Btw, I did once force merge in 1 segment, on big index, and it's caused to index to be yellow and many shards went into recovery. Doing only purge deleted can also cause this ?

Thanks

thiago · August 15, 2017, 11:31pm

How did you perform this massive delete? Was it using the bulk API? Or maybe using delete by query?

It is not expected to prevent. Indeed the forcemerge API is generally recommended as a house keeping operation for smaller indices that are considered read-only. You could try to setting to only expunge deletes, it may help, but I don't expect much since you have massive segments with deleted documents.

Slava_G · August 15, 2017, 11:46pm

I used bulk api to delete.
Btw, if I'll delete entire type, will this release the space or the behavior will be exactly the same.
I really afraid of force merge operation as my index is huge.
Thanks

rjernst · August 16, 2017, 12:25am

It looks like you are on a very old version of Elasticsearch (1.7 maybe?), because I see lucene version 4.10 in your segments. While I'm not sure if this is the exact issue here, I do remember an issue long ago with deletions alone not triggering merges: https://issues.apache.org/jira/browse/LUCENE-6166.

You should upgrade to a more recent version, but in your case, that will mean reindexing.

thiago · August 16, 2017, 12:28am

There is no difference as there is no physical separation of the types. All types go into the same physical shard.

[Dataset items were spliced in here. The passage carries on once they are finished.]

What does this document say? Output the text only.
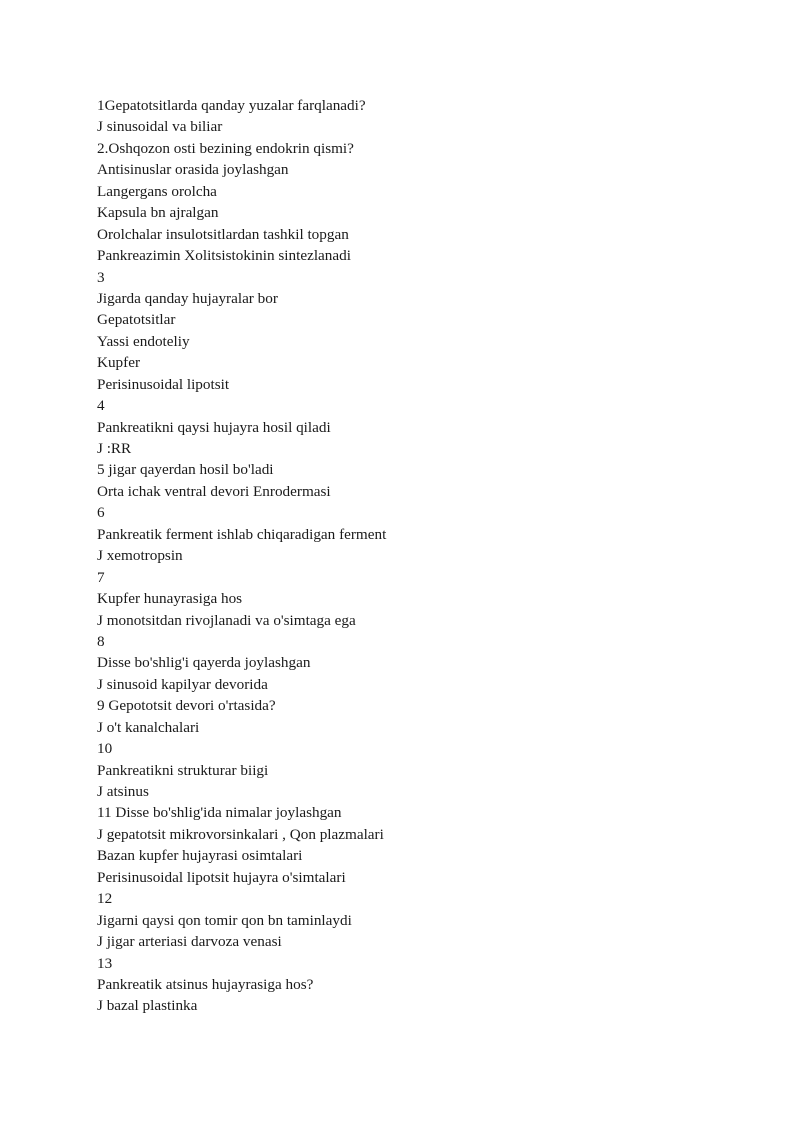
1Gepatotsitlarda qanday yuzalar farqlanadi?
J sinusoidal va biliar
2.Oshqozon osti bezining endokrin qismi?
Antisinuslar orasida joylashgan
Langergans orolcha
Kapsula bn ajralgan
Orolchalar insulotsitlardan tashkil topgan
Pankreazimin Xolitsistokinin sintezlanadi
3
Jigarda qanday hujayralar bor
Gepatotsitlar
Yassi endoteliy
Kupfer
Perisinusoidal lipotsit
4
Pankreatikni qaysi hujayra hosil qiladi
J :RR
5 jigar qayerdan hosil bo'ladi
Orta ichak ventral devori Enrodermasi
6
Pankreatik ferment ishlab chiqaradigan ferment
J xemotropsin
7
Kupfer hunayrasiga hos
J monotsitdan rivojlanadi va o'simtaga ega
8
Disse bo'shlig'i qayerda joylashgan
J sinusoid kapilyar devorida
9 Gepototsit devori o'rtasida?
J o't kanalchalari
10
Pankreatikni strukturar biigi
J atsinus
11 Disse bo'shlig'ida nimalar joylashgan
J gepatotsit mikrovorsinkalari , Qon plazmalari
Bazan kupfer hujayrasi osimtalari
Perisinusoidal lipotsit hujayra o'simtalari
12
Jigarni qaysi qon tomir qon bn taminlaydi
J jigar arteriasi darvoza venasi
13
Pankreatik atsinus hujayrasiga hos?
J bazal plastinka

While doing bulk delete, do you change the index refresh interval? What is the index refresh interval that you use?

Slava_G · August 16, 2017, 2:27am

Checked, and my default refresh interval is 20 sec, as i don't need real-time index.
Do you think I can make it even bigger ?
Thanks

Slava_G · August 16, 2017, 2:33am

Yes, my ES is really old, 1.7.5.
The bug you're referenced as I understand is talking about index where only deletions and no new inserts, correct ? So, my case is that we index and heavily.
Upgrading is to reindex and this is something that we can't afford now.

Thanks

thiago · August 16, 2017, 2:48am

This is not a bug. It is simply how Elasticsearch merging works. This happened because you have refresh time set to 20 secs and probably you have used a large bulk size for deletes as well. To avoid problems in the future with massive delete set refresh to 1 sec and use small bulks (around 100-300).

For now you could try forcemerge to 1 segment with expunge delete only. But this might have unwanted consequences, the best thing to do would be reindexing.